Al respecto, Stiglitz escribe: “Queda claro que muchos
norteamericanos, si no la mayoría, poseen un entendimiento limitado de la
naturaleza de la desigualdad en nuestra sociedad: Creen que existe menos
desigualdad que lo que realmente existe, subestiman sus efectos económicos,
subestiman la capacidad del gobierno de hacer algo para remediarlo, y
sobreestiman el costo de tomar acción.”
Luego, Stiglitz dice: “En un estudio reciente, los encuestados, en
promedio, pensaban que un poco menos que el 60 por ciento de la riqueza estaba
en manos de la quinta parte más pudiente de la población, cuando la verdad es
que ese grupo es poseedor del 85 por ciento de toda la riqueza.” El Premio
Nobel en economía dice que, en general, los norteamericanos aceptan cierto
nivel de desigualdad como inevitable, y aun deseable, como para proveer
incentivos para ir avanzando económicamente. No obstante, el autor afirma que
“el nivel de desigualdad en la sociedad estadounidense resulta inaceptable,” y
agrega que, “...parece interesante que los encuestados describieron una
distribución de riqueza ideal como una en la cual el 20 por ciento más rico
posee un poco más que el 30 por ciento de la riqueza.”
Dando por tierra la errónea percepción de EEUU como “paraíso en la
tierra”, el profesor Stiglitz propone que una posible razón detrás de la
creencia de los norteamericanos de que su sociedad ofrece condiciones mucho
mejores que las que, en verdad proporciona puede ser que “cuando la desigualdad
es tan grande como la que existe en Estados Unidos, se torna menos notable (tal
vez porque las personas con distintos ingresos y niveles de riqueza ni se
juntan).” Pero propone, fundamentalmente, que el uno por ciento ha utilizado
los últimos avances en las comunicaciones y en la informática para “alterar las
percepciones y, así, lograr sus objetivos: hacer que nuestra desigualdad
parezca menor y hacer que parezca más aceptable de lo que debe ser.”

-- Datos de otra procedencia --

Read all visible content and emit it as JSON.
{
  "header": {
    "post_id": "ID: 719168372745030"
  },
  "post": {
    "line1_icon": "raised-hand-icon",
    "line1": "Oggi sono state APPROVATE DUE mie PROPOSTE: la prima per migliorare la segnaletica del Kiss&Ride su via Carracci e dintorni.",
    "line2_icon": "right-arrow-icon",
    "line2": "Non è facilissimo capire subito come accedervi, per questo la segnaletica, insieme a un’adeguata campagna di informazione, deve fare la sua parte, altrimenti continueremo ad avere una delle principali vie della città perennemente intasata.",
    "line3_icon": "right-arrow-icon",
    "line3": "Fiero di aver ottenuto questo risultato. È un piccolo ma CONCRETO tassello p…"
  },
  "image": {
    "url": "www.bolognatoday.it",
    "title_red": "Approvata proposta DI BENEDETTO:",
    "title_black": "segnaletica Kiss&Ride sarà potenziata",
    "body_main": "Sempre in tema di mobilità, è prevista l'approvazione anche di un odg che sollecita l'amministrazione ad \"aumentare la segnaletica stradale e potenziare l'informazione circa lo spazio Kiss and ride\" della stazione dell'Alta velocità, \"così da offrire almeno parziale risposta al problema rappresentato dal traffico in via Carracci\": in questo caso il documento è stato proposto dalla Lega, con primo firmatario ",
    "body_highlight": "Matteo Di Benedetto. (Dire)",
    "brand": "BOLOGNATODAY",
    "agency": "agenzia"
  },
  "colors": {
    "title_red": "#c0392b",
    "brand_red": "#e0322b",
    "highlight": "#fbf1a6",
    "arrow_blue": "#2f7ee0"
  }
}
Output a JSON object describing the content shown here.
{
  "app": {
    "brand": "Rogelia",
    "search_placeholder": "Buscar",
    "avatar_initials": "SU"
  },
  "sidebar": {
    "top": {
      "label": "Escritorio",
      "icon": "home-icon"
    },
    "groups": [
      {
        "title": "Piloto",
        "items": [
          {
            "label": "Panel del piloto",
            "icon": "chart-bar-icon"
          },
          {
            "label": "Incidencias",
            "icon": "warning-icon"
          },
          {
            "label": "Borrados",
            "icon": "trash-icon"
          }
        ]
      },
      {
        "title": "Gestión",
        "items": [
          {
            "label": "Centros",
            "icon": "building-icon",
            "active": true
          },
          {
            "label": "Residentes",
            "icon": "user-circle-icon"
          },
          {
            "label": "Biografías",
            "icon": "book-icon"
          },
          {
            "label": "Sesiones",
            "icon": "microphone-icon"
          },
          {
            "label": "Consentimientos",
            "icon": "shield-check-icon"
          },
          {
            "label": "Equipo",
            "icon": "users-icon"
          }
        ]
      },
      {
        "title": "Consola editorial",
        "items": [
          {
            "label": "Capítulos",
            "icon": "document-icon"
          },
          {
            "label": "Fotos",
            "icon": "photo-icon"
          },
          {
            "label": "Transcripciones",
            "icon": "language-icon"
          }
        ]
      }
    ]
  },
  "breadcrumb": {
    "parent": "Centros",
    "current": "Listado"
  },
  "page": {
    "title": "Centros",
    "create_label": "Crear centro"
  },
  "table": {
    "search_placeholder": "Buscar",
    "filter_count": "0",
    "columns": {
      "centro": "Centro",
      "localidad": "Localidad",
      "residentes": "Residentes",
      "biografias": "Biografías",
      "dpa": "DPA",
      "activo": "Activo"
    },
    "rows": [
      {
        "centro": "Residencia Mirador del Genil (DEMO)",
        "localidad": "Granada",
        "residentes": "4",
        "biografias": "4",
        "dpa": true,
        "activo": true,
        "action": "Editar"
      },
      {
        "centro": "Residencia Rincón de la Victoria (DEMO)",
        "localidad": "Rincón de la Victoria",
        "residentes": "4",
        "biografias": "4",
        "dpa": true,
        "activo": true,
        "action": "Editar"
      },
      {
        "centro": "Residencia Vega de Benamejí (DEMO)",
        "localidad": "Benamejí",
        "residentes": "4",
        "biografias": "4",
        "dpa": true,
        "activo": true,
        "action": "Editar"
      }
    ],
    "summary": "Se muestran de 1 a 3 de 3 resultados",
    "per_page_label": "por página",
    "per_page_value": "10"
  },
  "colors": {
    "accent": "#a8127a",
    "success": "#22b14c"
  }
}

En tal sentido, los que apoyan al tipo de nacionalismo populista
ofrecido por Donald Trump están conscientes, por lo menos, de que el sistema se
encuentra en problemas, y sienten ansias de hacer algo para cambiarlo
(utilizando, prácticamente, cualquier medio para lograrlo). Sin embargo, al no saber por dónde empezar
para lograr tal cambio, se equivocan de lleno en su búsqueda de una solución.
Es que menos democracia —más autocracia— no es la solución. Al contrario.
Sin embargo, más allá de sus persistentes preocupaciones políticas —y
en combinación con ellas— los ciudadanos comunes en todo el mundo se enfrentan
paralelamente a otra grave inquietud social y existencial: la inminente pérdida
de su manera de ganarse la vida. En su innovadora obra que data de 1995,
titulada The End of Work (el fin del
trabajo), el mundialmente renombrado economista y teórico social Jeremy Rifkin ya
hablaba de la dicotomía de la era de la informática, la cual, por un lado,
prometía un mundo de inimaginable progreso tecnológico, pero por el otro, un
proceso por el cual iría desapareciendo la necesidad de la mano de obra humana.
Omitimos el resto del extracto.